Non-fictie

Erna Kramer

Anton Heijboer 1952-1959.
Het verzonken leven


Toen ik jou voor het eerst zag, kwam je voorbijfietsen op een bakfiets waarin je spullen vervoerde. Het was laat in het jaar 1952, in de winter. Ik stond voor het raam van mijn ouderlijk huis in de Wilhelminastraat, waar mijn ouders een hotel-pension dreven, naar buiten te kijken. De Wilhelminastraat heette alweer een jaar of zeven zo. Als jong kind groeide ik op met de Schouwburgstraat, omdat in de oorlog namen van de koninklijke familie waren geschrapt door de Duitse bezetter. Soms reed je wel drie keer per dag op die bakfiets langs. Ik vond je koddig en stoer met je houtje-touwtjejas aan en je mutsje op. Je was toen al een apart type. Ik was vijftien jaar en had wat je noemt een voorspellende blik. Ik herinner mij dat ik, nadat je weer langs was gekomen, mijn moeder vertelde dat wij zouden trouwen en een kind zouden krijgen. Mijn moeder was het gewend dat ik zulke dingen zei. Ik had vaker van die voorspellingen, soms ook over de dood. Dat vond ze eng.


Op internet zag Erna Kramer, na zijn dood, het verhaal over het leven van Anton Heijboer.

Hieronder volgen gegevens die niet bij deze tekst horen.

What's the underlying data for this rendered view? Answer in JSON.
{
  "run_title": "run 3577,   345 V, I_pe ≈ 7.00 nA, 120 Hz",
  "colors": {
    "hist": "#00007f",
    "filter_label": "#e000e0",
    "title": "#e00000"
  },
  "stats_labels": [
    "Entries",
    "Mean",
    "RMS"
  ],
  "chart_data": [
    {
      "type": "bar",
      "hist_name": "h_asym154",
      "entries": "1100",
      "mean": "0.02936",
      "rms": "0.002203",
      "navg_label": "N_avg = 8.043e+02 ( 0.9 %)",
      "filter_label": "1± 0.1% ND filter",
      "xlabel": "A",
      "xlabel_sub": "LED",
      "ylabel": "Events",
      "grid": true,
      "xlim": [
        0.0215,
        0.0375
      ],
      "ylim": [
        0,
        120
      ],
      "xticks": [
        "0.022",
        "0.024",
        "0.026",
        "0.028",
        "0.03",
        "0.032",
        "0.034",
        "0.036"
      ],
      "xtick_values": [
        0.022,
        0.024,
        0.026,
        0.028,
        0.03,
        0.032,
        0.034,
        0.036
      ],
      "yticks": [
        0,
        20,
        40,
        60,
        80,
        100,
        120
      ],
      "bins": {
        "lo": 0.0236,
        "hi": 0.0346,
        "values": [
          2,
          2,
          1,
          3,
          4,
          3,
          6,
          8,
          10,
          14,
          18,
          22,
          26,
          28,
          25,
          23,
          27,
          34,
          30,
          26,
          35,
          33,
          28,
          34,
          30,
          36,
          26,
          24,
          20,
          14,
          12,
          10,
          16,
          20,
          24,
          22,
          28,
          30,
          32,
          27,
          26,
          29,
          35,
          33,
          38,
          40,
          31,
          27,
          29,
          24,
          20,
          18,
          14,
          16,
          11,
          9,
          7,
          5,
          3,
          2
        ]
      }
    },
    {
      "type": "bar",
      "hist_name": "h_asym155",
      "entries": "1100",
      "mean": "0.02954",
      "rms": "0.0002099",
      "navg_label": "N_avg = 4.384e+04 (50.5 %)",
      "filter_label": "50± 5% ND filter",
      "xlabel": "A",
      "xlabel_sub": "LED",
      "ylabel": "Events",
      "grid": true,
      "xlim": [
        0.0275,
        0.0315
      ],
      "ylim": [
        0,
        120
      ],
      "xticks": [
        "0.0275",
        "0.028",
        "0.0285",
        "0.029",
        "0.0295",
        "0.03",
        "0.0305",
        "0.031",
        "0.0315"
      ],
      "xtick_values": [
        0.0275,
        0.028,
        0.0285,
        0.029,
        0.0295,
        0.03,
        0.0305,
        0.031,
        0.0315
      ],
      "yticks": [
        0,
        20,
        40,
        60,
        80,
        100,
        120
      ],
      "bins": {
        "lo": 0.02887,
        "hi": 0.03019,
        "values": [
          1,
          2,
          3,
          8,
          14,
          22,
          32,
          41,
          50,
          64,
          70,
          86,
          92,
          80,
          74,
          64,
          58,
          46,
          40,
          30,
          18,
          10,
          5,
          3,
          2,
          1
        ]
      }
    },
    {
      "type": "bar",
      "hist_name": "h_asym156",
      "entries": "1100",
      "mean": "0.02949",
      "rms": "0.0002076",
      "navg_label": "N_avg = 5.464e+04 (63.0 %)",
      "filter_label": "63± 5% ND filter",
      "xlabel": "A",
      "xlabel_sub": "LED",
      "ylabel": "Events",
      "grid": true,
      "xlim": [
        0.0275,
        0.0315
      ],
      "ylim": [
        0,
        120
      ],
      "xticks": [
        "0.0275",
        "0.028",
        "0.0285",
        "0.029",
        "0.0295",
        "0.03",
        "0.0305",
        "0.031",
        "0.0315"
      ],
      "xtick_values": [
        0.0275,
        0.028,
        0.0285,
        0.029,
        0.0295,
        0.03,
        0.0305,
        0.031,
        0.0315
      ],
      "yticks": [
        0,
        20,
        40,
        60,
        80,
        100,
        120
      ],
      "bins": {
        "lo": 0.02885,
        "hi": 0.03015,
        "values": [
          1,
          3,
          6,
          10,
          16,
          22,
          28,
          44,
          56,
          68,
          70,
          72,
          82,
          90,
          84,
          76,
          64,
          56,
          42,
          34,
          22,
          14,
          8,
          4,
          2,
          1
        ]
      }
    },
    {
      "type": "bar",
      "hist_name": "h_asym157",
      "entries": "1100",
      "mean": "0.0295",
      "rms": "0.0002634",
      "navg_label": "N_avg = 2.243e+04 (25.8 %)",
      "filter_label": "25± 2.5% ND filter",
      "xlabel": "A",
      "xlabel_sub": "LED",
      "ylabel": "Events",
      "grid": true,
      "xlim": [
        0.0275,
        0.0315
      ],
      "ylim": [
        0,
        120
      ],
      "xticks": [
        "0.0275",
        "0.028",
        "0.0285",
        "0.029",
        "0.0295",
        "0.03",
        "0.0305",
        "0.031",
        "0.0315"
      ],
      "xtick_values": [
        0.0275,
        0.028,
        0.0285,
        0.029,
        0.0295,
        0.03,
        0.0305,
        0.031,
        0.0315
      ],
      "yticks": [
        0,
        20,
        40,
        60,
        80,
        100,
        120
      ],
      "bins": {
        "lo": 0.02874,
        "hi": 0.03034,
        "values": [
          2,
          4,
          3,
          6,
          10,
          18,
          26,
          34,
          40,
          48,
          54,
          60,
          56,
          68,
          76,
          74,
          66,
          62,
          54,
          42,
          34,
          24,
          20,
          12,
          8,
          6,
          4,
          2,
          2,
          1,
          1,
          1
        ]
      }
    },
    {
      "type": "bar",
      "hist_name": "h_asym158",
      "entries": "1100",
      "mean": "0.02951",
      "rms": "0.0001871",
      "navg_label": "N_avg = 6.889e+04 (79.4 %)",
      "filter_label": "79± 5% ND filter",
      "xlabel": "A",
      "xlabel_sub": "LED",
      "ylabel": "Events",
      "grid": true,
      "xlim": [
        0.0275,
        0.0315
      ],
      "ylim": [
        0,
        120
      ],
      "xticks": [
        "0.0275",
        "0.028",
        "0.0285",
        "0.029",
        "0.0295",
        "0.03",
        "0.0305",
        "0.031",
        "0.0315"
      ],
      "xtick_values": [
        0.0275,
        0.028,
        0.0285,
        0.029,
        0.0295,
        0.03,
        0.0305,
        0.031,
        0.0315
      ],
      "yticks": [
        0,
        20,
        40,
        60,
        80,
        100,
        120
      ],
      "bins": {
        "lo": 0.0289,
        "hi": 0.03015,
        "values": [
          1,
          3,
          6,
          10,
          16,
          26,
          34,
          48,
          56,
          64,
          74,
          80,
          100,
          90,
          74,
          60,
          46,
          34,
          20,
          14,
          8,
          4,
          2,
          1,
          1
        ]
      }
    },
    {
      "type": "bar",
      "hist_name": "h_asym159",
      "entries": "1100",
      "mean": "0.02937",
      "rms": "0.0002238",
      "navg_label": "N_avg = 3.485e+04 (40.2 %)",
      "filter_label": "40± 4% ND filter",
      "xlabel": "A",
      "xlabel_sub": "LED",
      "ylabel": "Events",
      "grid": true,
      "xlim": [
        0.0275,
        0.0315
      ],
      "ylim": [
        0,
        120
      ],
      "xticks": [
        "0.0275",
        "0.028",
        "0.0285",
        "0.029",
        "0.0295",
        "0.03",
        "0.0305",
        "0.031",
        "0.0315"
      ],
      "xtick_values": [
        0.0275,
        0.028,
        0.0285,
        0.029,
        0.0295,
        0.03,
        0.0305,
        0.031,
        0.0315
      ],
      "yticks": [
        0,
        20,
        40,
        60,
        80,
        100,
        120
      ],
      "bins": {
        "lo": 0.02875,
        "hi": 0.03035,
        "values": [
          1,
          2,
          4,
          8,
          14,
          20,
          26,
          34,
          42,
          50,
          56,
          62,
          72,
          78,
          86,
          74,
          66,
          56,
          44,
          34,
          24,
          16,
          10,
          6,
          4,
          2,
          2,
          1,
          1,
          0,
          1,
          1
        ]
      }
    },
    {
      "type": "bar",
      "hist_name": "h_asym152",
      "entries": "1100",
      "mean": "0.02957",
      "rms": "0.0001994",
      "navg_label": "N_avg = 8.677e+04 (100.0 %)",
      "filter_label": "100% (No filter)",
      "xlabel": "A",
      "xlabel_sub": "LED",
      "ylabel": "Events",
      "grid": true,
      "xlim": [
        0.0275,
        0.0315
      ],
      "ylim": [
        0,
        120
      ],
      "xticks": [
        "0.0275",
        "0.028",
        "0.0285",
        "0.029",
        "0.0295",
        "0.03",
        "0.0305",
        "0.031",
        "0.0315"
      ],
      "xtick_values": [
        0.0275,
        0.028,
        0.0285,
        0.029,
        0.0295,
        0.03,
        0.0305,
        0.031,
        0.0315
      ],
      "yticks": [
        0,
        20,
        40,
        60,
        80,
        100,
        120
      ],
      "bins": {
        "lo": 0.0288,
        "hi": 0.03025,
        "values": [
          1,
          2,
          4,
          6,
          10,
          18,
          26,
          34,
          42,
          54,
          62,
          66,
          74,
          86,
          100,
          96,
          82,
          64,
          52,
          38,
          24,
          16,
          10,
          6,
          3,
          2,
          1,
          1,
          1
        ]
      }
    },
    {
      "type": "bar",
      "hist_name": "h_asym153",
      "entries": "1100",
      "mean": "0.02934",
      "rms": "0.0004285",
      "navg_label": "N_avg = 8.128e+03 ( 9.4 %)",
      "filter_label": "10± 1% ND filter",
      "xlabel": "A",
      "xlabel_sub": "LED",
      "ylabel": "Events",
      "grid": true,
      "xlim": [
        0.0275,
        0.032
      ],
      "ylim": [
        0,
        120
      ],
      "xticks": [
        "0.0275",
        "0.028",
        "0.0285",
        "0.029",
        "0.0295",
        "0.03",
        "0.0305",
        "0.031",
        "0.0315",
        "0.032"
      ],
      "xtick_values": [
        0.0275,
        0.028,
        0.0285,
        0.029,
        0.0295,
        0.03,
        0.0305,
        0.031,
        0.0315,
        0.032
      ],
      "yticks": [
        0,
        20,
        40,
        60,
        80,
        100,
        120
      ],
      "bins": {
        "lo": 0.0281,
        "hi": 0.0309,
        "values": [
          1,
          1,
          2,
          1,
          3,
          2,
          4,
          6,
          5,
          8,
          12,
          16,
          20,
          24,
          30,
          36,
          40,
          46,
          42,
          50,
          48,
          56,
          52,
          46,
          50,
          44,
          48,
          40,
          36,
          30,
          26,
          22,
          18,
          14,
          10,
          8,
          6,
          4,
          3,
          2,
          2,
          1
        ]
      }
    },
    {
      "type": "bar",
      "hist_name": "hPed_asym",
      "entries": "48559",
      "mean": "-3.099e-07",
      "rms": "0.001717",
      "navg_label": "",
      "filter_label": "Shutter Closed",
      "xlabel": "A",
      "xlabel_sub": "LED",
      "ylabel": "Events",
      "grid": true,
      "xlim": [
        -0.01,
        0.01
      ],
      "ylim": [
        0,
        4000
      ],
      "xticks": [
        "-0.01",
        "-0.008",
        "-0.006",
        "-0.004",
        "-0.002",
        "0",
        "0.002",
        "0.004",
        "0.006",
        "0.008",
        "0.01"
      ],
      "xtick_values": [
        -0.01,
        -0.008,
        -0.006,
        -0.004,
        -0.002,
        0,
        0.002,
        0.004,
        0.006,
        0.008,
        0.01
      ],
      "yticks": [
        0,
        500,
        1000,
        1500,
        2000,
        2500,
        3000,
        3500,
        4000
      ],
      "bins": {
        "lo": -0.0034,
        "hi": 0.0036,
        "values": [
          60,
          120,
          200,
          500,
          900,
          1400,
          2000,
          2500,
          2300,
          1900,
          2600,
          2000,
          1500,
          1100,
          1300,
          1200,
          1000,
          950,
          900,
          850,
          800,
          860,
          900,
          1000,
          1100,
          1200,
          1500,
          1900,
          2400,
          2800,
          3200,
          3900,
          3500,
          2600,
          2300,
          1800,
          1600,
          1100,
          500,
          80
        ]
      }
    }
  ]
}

De zeven jaar die zij met hem doorgebracht had werden weergegeven als 'vijf jaar paling vissen in IJmuiden'.
Om deze leemte in te vullen vertelt zij in een open brief aan Ton, Anton, wat er gebeurd is nadat zij Anton Heijboer leerde kennen tot zeven jaar later, het einde van hun huwelijk.
"Ik probeer hiermee je geheugen wat op te frissen, zodat de geschiedenis die onder de oppervlakte ligt van wat je ‘paling vissen in IJmuiden’ noemt, een verzonken deel van je leven, weer boven water komt."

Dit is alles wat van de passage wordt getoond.